Compute optimization input variables¶

Here we use the loaded daily price data to compute the corresponding yearly mean return and covariance matrix.

In [7]:

# Number of securities
N = df_prices.shape[1]  

# Get optimization parameters
m, S = compute_inputs(df_prices)

Next we compute the matrix $G$ such that $\ECov=GG^\mathsf{T}$, this is the input of the conic form of the optimization problem.

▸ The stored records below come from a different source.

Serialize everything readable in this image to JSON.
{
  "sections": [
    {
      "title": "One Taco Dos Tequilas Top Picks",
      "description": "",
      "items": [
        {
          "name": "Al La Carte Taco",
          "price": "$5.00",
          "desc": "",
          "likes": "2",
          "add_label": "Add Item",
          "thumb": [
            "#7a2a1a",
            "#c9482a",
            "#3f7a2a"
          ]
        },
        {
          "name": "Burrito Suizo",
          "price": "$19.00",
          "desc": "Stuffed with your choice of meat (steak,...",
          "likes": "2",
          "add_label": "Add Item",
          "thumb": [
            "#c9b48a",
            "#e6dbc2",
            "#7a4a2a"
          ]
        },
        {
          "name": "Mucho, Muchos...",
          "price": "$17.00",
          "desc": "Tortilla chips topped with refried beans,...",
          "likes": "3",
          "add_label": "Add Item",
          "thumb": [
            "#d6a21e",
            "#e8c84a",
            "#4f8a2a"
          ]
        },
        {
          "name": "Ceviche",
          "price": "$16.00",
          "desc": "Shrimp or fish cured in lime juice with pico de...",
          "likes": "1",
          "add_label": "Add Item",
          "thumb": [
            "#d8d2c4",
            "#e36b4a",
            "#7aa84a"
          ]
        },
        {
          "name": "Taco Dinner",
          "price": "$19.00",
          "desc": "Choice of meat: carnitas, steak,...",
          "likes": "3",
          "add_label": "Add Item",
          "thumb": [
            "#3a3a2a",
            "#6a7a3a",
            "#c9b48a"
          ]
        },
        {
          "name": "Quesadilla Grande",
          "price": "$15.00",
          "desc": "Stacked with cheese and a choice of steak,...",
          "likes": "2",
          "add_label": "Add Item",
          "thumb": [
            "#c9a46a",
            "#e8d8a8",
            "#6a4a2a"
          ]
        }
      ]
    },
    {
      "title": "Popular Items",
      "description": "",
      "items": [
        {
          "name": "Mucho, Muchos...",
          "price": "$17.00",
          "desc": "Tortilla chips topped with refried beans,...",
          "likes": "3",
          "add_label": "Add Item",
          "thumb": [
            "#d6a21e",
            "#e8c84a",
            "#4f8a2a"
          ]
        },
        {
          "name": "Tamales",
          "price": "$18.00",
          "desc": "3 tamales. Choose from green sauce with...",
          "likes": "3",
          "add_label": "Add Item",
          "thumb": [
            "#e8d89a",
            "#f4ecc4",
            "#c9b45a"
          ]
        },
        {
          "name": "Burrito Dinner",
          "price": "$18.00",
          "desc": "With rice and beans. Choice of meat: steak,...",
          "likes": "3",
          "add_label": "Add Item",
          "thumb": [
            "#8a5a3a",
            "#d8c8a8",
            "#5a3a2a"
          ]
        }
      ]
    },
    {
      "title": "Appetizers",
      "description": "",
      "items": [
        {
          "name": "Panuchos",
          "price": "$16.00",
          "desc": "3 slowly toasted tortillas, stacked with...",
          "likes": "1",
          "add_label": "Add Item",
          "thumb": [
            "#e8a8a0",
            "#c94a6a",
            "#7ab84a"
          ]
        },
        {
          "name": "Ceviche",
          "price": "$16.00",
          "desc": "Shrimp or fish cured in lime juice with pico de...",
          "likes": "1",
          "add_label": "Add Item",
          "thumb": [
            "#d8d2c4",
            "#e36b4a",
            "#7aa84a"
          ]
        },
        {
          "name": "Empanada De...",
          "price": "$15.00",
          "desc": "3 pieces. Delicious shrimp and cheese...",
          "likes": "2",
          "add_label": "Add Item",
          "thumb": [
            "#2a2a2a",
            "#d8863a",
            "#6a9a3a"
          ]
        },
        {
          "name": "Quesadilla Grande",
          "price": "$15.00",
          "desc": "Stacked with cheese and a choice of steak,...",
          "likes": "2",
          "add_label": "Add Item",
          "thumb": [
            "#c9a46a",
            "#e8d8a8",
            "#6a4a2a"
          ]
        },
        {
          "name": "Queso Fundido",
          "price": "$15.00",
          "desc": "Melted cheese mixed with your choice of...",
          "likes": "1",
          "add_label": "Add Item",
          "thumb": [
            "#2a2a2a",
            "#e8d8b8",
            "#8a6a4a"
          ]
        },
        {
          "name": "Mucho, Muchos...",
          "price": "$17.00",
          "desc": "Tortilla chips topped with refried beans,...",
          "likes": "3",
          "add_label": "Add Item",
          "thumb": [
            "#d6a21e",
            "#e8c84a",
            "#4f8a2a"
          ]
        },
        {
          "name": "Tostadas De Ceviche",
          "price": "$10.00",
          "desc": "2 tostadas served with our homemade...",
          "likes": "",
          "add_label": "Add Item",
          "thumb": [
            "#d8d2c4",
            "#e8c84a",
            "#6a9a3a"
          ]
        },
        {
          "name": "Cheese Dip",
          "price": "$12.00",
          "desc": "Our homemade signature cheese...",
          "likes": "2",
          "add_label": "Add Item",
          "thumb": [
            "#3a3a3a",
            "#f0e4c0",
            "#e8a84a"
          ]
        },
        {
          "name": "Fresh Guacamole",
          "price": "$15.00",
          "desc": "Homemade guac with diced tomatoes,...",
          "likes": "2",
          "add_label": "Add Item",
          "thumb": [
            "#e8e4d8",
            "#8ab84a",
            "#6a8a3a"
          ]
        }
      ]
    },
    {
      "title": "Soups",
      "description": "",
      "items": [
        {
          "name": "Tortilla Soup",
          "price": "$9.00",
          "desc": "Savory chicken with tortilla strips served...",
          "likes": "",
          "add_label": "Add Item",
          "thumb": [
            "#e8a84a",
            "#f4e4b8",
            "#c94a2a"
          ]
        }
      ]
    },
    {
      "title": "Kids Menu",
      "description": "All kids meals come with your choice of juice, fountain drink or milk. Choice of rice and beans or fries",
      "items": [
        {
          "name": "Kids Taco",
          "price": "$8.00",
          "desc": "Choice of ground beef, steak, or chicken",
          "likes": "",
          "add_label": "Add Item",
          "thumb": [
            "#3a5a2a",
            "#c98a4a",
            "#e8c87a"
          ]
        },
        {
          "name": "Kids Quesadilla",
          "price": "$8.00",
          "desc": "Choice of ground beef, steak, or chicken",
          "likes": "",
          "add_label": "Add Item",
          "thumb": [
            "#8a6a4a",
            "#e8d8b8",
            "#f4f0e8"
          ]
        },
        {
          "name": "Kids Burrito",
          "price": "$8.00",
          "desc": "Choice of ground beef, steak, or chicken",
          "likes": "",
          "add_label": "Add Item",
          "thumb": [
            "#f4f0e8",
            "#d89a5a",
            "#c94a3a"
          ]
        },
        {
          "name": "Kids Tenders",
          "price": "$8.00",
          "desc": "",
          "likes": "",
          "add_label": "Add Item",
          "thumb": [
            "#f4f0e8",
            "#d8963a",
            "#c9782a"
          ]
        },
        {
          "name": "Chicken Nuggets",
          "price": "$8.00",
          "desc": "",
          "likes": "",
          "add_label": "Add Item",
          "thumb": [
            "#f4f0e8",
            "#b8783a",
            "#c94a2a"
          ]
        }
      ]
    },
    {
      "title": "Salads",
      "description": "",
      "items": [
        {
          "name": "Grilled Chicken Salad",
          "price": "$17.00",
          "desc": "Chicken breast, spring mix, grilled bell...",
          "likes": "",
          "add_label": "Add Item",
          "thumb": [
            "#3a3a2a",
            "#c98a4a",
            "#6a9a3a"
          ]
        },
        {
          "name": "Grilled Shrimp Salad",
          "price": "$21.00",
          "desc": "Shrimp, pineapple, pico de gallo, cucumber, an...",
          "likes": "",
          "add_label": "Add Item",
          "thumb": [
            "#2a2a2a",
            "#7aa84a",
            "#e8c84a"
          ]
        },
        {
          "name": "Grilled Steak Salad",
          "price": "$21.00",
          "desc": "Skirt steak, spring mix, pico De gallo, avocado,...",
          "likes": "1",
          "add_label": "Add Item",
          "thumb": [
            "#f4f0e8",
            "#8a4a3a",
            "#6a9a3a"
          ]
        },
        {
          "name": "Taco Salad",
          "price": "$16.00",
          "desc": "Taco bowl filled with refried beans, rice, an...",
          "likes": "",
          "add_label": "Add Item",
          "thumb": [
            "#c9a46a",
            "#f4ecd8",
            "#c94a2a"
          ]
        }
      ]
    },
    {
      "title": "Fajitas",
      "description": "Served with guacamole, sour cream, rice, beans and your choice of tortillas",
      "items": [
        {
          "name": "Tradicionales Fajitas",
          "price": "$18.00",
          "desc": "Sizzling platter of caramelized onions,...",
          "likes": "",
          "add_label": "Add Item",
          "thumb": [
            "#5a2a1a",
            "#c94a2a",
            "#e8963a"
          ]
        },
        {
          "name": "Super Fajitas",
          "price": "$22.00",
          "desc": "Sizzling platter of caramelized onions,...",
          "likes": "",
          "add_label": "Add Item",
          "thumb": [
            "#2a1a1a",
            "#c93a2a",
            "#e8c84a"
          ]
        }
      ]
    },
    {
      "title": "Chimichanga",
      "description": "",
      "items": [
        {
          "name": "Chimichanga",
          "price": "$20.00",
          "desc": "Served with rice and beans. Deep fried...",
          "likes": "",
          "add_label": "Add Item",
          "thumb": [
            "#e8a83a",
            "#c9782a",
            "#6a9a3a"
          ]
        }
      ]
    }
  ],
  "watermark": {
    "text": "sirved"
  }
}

Here we use Cholesky factorization.

In [8]:

# Cholesky factor of S to use in conic risk constraint
G = np.linalg.cholesky(S)

Call the optimizer function¶

We run the optimization for a range of risk aversion parameter values: $\delta = 10^{-0.5},\dots,10^{2}$. We compute and plot the efficient frontier this way both with and without transaction cost.

In [9]:

deltas = np.logspace(start=-0.5, stop=2, num=20)[::-1]
ax = plt.gca()
for a in [0, 1]:
    pcoef = a * 0.03
    fp = a * 0.005 * np.ones(N) # Depends on portfolio value
    fm = a * 0.01 * np.ones(N) # Depends on portfolio value
    vp = a * 0.01 * np.ones(N)
    vm = a * 0.02 * np.ones(N)
    up = 2.0
    um = 2.0
    lp = a * 0.05
    lm = a * 0.05

    df_result = EfficientFrontier(N, m, G, deltas, vp, vm, fp, fm, up, um, lp, lm, pcoef)
    df_result.plot(ax=ax, x="risk", y="return", style="-o", 
                   xlabel="portfolio risk (std. dev.)", ylabel="portfolio return", grid=True)
ax.legend(["return without transaction cost", "return with transaction cost"]);

---------------------------------------------------------------------------
NameError                                 Traceback (most recent call last)
/tmp/ipykernel_750993/1625948282.py in <module>
     12     lm = a * 0.05
     13 
---> 14     df_result = EfficientFrontier(N, m, G, deltas, vp, vm, fp, fm, up, um, lp, lm, pcoef)
     15     df_result.plot(ax=ax, x="risk", y="return", style="-o", 
     16                    xlabel="portfolio risk (std. dev.)", ylabel="portfolio return", grid=True)

/tmp/ipykernel_750993/576466742.py in EfficientFrontier(N, m, G, deltas, vp, vm, fp, fm, up, um, lp, lm, pcoef)
     38 
     39         # Positive and negative part of x
---> 40         xp, xm, yp, ym = posneg(M, x, ub)
     41 
     42         # Buy-in

NameError: name 'ub' is not defined